5 things preventing your organization from becoming agile

Organizations are living organisms – people inside are connected by an established culture and they all move the organization together. Trying to influence this established culture is a difficult undertaking. In the last couple of years, I have been working in organizations, each being at different level of becoming agile and adopting Agile mindset:

  • such, implementing successfully Agile mindset & practices;
  • such, being successful in being agile until another culture interferes;
  • such, using waterfall model and believing the world is almost static and changes slowly.

In this post I have collected some patterns I have seen (both from my own experience and from others) that cause troubles to organization trying to become agile. I don’t claim this is an exhaustive list, but rather want to share what I have seen most often happen in such organizations. Here I assume the management has bought the idea of implementing Agile practices and work in that direction, because if there is no support, all initiatives would die early. You are very welcome to share your experience in the comments below; I will be happy to see that.
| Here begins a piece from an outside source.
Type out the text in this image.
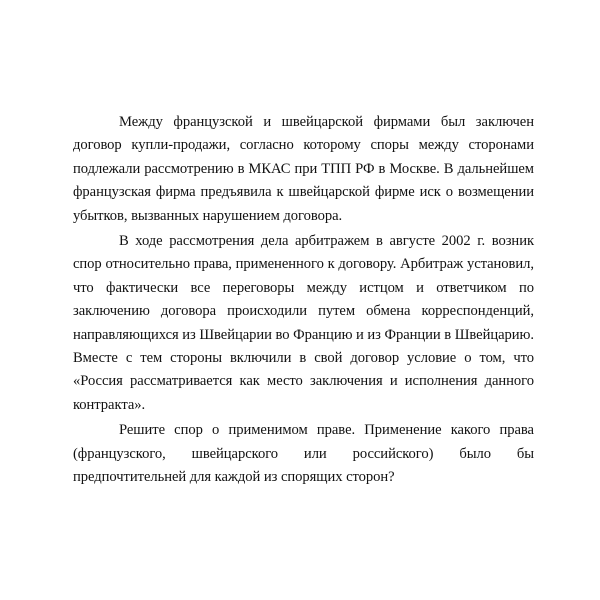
Между французской и швейцарской фирмами был заключен договор купли-продажи, согласно которому споры между сторонами подлежали рассмотрению в МКАС при ТПП РФ в Москве. В дальнейшем французская фирма предъявила к швейцарской фирме иск о возмещении убытков, вызванных нарушением договора.

В ходе рассмотрения дела арбитражем в августе 2002 г. возник спор относительно права, примененного к договору. Арбитраж установил, что фактически все переговоры между истцом и ответчиком по заключению договора происходили путем обмена корреспонденций, направляющихся из Швейцарии во Францию и из Франции в Швейцарию. Вместе с тем стороны включили в свой договор условие о том, что «Россия рассматривается как место заключения и исполнения данного контракта».

Решите спор о применимом праве. Применение какого права (французского, швейцарского или российского) было бы предпочтительней для каждой из спорящих сторон?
You try to plan everything upfront

One of the reasons why the Agile movement became popular, is the need of living as an organization in a dynamic world, where things change at a high pace daily. By using small iterations, organizations can move slowly ahead, get back and rethink things, and react to new trends when they arise. Making big plans upfront ties organizations and what usually happens is they spend time on things that become irrelevant later, because of the moving trends and behaviors. This doesn’t mean organization shouldn’t have a vision for the following couple of years, though, but they should be ready to adjust their plans constantly as they progress in the time.

You prefer writing e-mails than talking to each other directly

Research shows that talking verbally is more efficient than in a written form. Using your voice and your body language enriches the context of the conversation and allows both parties to understand each other better. I know it may be tiring to stand up from your desk and go to your colleague, but the effort is worth on the long run. E-mails are fine when you have already talked in person.

You write documentation for the sake of documentation

Writing documentation ensures your project has history. Like in school, when you read history, you get an (even bare) idea why things have ended up the way you see them today. What I usually see is two extremes: organizations writing too little documentation and others writing too much. The problem with documentation is it gets out of date the moment you stop writing it. Your project tends to evolve faster than you have time to go back and make sure all documents reflect the most recent state. It is important to find a golden mean for your organization. Be prepared to challenge everyone who asks you for tons of documents without providing a reasonable argument.

You do not deploy often to a production environment

While the other points are general, this one is mainly related to IT organization. The purpose of software is to be used by its end-users. When developers put effort in developing systems, they want to push the result of their work to the end-users as fast as possible. In reality this push is delayed by other processes – testing and QA, legal inspections, internal and external policies, etc. The problem is that developers are always busy and they continue working on other tasks. At some point you get a big package to deploy to your production environment. Statistically seen there is a bigger chance for an error when deploying a bigger package, than a smaller one. I become personally worried every time a big package has to be deployed, in spite of the automated pipeline we have implemented. Furthermore, if an error occurs after the deployment, chances are it will take you longer time to find the cause and fix it.

You do not seek input from your end-users

You do work, because it gives value to someone. But if you don’t seek feedback from your end-users, you will never deliver decent value to them. I have seen organizations being so focused on implementing and delivering their list of features, that they forget about asking their end-users: “Do you find any value in this?” This usually happens, because such organizations have upfront defined big lists of things to do and they don’t spend enough time to look at what they have produced and to make it better. One of the Agile practices is using small iterations to help you look back and assess your product: “Can we make it better?”